The third season of Killing Eve is such a let down precisely because everything about the first season was so good. From the very first episode, Comer’s portrayal of a character – who is as stylish and flirtatious as she is psychotic and lethal – loudly announced the show’s refusal to comply with the bland stereotypes that women in the spy genre are usually lumped with. Combining an iconically outlandish dress sense, a taste for seducing older women, and a talent for murdering Italian mafia bosses with just a hairpin, Villanelle was, for me, the show’s main draw, blending Bond and Bond Girl without compromising the individual charm of either. Equally convincing is Oh as the frumpy and sarcastic Eve, whose comforting but domestic existence of shepherd’s pie, turtlenecks and bridge leaves her with a bubbling desire for a more thrilling life.

Yet, in the first season, there was another main character, an invisible starring role: Phoebe Waller-Bridge as head writer. Villanelle was the perfect vehicle for her subversive humour, the kind of villain who reassures her psychiatric evaluators: ‘I had quite a heavy period last week, but other than that I think I’m okay’; and her distinctively British banter was perfectly suited to Eve’s ironic wit and deadpan delivery. All three played equally important parts in striking the delicate balance between obsessive and erotic that so electrified Eve and Villanelle’s chemistry.

It might seem surprising, then, that what makes the following seasons so disappointing is not that they are different from the first, but that they are exactly the same. The second season just about managed to get away with it, thanks to careful exploitation of the romantic potential between Eve and Villanelle and an increased wardrobe budget. The third season, on the other hand, with Waller-Bridge long gone, feels drab, worn-out, and, in a word, boring. The attempt to rehash the cat-and-mouse game is lazy and implausible given that Eve has long-since “caught” Villanelle, and the show’s dry humour has become positively parched. I thought I would never say it, but there comes a point where watching Villanelle kill yet another person in a vintage Burberry suit stops being enjoyable.

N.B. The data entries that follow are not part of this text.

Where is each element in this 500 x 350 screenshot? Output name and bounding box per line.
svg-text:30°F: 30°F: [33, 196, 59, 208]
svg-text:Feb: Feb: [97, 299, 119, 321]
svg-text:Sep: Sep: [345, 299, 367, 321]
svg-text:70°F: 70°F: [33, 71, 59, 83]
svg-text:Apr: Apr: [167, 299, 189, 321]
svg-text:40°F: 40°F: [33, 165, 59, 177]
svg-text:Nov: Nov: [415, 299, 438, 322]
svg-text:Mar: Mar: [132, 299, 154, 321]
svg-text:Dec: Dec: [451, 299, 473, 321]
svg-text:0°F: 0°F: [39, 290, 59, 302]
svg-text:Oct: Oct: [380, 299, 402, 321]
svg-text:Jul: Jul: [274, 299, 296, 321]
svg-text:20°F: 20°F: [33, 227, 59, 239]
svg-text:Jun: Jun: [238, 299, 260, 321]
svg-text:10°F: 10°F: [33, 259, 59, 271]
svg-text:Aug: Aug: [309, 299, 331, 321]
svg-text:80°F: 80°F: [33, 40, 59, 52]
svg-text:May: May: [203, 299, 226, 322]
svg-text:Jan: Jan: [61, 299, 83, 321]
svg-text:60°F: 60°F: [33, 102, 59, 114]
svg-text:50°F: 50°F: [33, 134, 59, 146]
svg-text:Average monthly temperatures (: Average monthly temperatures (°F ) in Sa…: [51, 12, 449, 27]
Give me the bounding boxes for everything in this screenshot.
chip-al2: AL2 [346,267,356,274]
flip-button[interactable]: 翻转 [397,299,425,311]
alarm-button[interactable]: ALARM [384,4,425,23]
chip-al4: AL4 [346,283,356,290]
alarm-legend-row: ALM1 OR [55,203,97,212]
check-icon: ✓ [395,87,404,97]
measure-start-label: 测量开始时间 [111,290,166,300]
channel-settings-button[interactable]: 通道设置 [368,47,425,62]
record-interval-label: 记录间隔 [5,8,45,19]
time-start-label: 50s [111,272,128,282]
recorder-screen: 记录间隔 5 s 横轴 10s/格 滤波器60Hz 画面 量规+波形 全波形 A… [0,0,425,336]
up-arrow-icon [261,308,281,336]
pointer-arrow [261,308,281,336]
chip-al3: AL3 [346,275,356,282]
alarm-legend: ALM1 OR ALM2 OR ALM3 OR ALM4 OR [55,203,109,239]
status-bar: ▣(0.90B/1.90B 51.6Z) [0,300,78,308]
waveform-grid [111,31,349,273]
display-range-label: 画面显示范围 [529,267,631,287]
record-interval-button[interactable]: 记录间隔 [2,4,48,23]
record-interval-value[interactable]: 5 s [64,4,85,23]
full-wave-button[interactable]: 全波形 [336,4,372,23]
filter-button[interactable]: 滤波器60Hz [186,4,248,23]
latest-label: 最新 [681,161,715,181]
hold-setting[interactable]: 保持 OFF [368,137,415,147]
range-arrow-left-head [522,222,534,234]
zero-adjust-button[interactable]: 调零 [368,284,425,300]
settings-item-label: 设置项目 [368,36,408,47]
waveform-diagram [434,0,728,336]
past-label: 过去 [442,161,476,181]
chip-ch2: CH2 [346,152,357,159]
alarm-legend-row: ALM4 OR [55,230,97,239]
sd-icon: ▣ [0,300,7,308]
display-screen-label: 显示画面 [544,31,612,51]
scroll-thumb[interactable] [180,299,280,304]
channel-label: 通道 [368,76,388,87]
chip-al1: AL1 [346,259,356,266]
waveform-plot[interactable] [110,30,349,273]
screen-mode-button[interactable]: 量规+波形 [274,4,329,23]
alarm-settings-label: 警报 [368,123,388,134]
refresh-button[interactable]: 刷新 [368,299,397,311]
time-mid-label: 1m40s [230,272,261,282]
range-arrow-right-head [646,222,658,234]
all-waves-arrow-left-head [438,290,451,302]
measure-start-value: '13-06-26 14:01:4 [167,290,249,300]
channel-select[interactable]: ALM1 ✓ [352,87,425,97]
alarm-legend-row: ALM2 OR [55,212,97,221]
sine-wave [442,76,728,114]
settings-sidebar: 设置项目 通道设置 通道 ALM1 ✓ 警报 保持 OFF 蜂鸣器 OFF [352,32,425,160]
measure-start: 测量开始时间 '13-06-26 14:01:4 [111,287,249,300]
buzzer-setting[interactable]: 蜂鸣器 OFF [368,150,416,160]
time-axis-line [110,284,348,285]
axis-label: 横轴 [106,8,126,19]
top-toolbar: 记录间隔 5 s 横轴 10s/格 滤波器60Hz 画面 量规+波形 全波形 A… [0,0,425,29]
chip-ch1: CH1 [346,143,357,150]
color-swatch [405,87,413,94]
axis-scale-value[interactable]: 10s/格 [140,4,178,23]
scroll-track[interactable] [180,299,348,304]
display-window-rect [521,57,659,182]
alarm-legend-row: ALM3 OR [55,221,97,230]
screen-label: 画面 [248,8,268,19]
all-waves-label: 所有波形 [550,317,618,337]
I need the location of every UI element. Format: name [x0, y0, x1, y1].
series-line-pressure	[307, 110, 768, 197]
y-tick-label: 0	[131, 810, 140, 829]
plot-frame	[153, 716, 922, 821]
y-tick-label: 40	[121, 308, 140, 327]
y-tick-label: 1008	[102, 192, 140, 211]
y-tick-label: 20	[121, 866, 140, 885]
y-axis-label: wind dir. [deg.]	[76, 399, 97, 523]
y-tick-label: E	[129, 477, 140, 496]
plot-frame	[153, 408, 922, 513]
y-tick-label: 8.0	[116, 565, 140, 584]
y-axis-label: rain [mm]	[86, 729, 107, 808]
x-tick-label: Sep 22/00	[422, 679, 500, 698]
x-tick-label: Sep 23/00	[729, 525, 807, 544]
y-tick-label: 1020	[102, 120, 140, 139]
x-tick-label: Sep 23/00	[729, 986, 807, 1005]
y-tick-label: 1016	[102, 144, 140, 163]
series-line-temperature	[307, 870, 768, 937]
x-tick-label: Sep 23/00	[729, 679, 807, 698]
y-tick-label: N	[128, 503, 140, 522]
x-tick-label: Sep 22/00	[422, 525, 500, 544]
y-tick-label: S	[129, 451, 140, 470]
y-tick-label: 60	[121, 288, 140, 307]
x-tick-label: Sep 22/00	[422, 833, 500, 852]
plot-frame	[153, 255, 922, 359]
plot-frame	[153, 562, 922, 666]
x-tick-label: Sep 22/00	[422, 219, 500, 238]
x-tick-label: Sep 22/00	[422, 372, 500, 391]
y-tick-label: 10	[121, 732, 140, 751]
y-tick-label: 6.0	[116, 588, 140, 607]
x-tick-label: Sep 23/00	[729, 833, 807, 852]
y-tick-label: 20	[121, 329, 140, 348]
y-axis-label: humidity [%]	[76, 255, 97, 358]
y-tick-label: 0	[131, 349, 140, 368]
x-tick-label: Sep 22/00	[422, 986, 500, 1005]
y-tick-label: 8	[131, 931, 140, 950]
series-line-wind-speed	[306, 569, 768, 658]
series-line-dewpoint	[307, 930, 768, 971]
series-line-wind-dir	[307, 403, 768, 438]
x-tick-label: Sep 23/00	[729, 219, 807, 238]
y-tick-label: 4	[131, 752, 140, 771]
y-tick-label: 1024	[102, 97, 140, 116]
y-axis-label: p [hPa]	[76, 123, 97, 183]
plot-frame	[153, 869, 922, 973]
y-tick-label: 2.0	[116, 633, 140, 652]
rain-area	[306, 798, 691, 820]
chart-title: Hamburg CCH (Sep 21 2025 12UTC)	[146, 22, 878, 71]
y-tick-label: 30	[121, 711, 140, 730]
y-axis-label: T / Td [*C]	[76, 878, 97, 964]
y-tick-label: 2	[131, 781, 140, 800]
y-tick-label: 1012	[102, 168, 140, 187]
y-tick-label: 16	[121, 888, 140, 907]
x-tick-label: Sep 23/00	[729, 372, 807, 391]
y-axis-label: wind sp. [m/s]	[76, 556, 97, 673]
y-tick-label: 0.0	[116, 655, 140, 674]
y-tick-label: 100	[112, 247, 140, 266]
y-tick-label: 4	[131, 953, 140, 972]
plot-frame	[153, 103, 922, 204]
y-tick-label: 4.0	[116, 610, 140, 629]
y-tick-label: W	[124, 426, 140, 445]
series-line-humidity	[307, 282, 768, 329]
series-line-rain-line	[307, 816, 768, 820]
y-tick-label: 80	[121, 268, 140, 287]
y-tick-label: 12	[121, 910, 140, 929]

I’m still determined to like the series. I’ll admit that the portrayal of all the main characters in a more vulnerable light than we’ve seen before is both refreshing and surprisingly moving, and Harriet Walter reinvigorates the cast as Dasha, Villanelle’s new handler. It’s also true that the suspicious death of one of the main characters and the attempted murder of another has set the series up for a potentially explosive finale. But, with most episodes having a miserable ratio of plodding exposition to genuine action, Killing Eve is such a far cry from its former brilliance that, as it nears the end of its third season, it is practically begging for the return of Waller-Bridge.